Reference: http://www.cnblogs.com/likehua/archive/2012/12/26/2834650.html

D. Reboot Tomcat and test

I take core0 as an example, (in the actual production environment, each core needs to modify the configuration file for the above configuration)

Vi. Custom Thesaurus (add words, remove excluded words)

In the actual production environment, it may be necessary to add some specific industry words, ikanalyzer configuration file can be a good solution to this problem.

1. Add Industry words

Open IKAnalyzer.cfg.xml and you will see that the configuration file is written very clearly, as long as the installation of Stopword.dic format custom a name, such as Xxx.dic placed in the current directory of the same level, and can be accessed by specifying it in the profile IKAnalyzer.cfg.xml. (It is important to note that the Thesaurus file encoding format must be UTF-8 without BOM header)

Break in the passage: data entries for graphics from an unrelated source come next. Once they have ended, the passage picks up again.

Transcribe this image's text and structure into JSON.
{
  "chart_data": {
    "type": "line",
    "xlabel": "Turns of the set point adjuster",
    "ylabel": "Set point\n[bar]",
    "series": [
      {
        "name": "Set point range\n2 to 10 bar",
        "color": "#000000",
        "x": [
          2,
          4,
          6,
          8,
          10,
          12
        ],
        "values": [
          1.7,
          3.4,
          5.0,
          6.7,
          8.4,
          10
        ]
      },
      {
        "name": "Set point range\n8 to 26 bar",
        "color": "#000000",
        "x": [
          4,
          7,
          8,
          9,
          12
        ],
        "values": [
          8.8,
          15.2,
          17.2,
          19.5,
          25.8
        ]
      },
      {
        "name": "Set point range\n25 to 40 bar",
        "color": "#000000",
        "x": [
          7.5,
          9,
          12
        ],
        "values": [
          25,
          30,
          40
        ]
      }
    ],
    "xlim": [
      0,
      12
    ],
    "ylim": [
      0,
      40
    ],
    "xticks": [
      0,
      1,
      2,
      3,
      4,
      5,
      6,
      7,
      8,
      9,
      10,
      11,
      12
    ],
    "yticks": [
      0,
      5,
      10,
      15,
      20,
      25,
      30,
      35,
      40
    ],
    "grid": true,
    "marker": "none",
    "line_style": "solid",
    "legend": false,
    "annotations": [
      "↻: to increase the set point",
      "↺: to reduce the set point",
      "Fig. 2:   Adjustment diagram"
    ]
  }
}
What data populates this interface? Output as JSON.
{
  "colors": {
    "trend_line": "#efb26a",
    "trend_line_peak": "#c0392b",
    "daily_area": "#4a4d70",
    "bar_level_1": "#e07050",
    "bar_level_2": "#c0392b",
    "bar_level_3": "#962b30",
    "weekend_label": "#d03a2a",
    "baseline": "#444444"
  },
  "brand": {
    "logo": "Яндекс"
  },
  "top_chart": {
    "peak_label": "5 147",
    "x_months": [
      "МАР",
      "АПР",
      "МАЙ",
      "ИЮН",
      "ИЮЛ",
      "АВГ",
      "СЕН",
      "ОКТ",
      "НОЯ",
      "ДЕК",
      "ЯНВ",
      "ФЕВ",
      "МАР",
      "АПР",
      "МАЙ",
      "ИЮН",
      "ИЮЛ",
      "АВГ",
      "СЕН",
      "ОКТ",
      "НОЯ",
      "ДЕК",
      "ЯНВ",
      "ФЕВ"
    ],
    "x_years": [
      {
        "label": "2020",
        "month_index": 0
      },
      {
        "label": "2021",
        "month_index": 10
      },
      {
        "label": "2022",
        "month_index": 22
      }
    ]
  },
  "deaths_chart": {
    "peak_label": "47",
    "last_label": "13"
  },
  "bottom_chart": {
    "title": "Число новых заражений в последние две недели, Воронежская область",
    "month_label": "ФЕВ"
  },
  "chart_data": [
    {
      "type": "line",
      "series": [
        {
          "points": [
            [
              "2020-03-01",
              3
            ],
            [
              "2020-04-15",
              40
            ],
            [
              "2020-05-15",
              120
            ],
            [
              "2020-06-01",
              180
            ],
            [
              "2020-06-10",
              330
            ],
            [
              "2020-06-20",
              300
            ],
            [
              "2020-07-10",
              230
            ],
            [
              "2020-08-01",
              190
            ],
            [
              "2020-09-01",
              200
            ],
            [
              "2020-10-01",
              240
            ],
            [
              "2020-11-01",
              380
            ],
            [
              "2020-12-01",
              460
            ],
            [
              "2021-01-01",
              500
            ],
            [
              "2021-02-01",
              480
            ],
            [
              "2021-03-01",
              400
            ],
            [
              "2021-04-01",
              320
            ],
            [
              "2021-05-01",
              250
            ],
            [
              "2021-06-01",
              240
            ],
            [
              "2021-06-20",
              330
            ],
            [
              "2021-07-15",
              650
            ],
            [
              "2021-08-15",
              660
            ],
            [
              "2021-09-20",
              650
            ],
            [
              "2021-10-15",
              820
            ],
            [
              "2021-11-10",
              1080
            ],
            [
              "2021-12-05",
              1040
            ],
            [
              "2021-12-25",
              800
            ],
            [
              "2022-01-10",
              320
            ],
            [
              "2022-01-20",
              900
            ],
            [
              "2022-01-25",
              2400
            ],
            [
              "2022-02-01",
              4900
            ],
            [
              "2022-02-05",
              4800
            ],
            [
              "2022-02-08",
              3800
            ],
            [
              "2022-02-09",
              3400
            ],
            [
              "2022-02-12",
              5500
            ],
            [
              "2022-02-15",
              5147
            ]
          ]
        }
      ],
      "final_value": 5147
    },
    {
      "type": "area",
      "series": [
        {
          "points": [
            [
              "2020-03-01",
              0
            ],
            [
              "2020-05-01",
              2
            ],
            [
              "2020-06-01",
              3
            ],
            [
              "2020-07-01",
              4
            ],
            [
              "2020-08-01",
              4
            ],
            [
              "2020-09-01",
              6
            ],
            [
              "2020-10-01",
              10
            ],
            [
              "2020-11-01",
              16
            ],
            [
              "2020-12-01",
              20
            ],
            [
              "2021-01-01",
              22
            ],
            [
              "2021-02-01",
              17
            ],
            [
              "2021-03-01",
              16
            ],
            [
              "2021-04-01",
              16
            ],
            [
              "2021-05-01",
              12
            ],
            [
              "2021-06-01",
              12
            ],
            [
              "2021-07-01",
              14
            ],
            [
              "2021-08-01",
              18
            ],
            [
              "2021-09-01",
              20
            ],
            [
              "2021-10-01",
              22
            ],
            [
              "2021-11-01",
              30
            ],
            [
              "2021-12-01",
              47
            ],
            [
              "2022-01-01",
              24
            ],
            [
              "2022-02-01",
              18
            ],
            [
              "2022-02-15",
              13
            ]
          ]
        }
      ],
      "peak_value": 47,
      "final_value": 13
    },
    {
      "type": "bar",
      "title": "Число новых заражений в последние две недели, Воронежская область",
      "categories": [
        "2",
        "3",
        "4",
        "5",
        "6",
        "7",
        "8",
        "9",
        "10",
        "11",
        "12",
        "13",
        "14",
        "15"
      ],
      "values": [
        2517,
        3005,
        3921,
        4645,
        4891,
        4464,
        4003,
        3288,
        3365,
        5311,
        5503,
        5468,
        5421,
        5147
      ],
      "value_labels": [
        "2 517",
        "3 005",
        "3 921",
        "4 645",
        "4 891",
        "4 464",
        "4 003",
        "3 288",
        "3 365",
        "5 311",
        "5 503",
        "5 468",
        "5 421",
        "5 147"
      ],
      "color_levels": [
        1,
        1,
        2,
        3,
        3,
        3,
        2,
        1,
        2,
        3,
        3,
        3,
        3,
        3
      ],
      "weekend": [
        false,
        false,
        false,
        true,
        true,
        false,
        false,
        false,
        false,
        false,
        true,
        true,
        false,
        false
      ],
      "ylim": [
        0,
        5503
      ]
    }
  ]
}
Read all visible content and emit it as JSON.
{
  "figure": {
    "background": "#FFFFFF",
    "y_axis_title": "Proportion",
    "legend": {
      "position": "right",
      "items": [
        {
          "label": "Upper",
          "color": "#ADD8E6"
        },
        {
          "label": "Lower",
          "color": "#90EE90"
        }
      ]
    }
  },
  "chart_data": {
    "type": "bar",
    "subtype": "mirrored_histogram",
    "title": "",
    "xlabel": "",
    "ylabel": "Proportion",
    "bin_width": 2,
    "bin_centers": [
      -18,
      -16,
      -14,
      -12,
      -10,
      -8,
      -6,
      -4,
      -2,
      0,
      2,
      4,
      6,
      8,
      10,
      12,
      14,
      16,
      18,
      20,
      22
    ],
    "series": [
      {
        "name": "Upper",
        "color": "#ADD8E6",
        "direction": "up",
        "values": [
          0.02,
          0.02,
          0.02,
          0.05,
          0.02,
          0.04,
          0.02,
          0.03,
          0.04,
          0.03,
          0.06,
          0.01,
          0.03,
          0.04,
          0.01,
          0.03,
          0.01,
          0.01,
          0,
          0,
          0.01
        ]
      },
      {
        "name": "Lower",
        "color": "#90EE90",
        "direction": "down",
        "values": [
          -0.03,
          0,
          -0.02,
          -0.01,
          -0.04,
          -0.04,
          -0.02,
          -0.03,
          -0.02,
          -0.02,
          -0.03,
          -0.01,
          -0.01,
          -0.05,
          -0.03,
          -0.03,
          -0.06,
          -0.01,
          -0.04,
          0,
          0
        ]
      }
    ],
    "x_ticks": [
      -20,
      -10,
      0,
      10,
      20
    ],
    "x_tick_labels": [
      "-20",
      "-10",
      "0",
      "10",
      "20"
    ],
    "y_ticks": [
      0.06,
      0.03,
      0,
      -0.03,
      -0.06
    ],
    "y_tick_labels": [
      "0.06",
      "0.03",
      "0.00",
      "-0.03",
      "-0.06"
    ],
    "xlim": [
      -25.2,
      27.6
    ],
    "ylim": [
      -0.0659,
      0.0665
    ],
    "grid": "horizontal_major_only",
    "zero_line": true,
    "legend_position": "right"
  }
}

For example, I customized a call: Yanglei.dic, which wrote a word: Yang Lei, then the results of the participle is completely different.

(Below is the result of the word breaker before the custom add Word is configured)

(Word breaker results after configuring custom add-on words)

2. Add exclusion words

This is simple, direct editing stopword.dic and then the exclusion of the previous words to add it.

Reference:

The SOLR core configuration file (Schema.xml, Solrconfig.xml) configuration item Description Reference URL is as follows:

Http://www.blogjava.net/conans/articles/379545.html

Http://www.cnblogs.com/chenying99/archive/2012/04/19/2457195.html

Http://www.360doc.com/content/12/1122/10/11098634_249482489.shtml

Full-Text search engine SOLR configuration

Contact Us

The content source of this page is from Internet, which doesn't represent Alibaba Cloud's opinion; products and services mentioned on that page don't have any relationship with Alibaba Cloud. If the content of the page makes you feel confusing, please write us an email, we will handle the problem within 5 days after receiving your email.

If you find any instances of plagiarism from the community, please send an email to: info-contact@alibabacloud.com and provide relevant evidence. A staff member will contact you within 5 working days.

A Free Trial That Lets You Build Big!

Start building with 50+ products and up to 12 months usage for Elastic Compute Service

  • Sales Support

    1 on 1 presale consultation

  • After-Sales Support

    24/7 Technical Support 6 Free Tickets per Quarter Faster Response

  • Alibaba Cloud offers highly flexible support services tailored to meet your exact needs.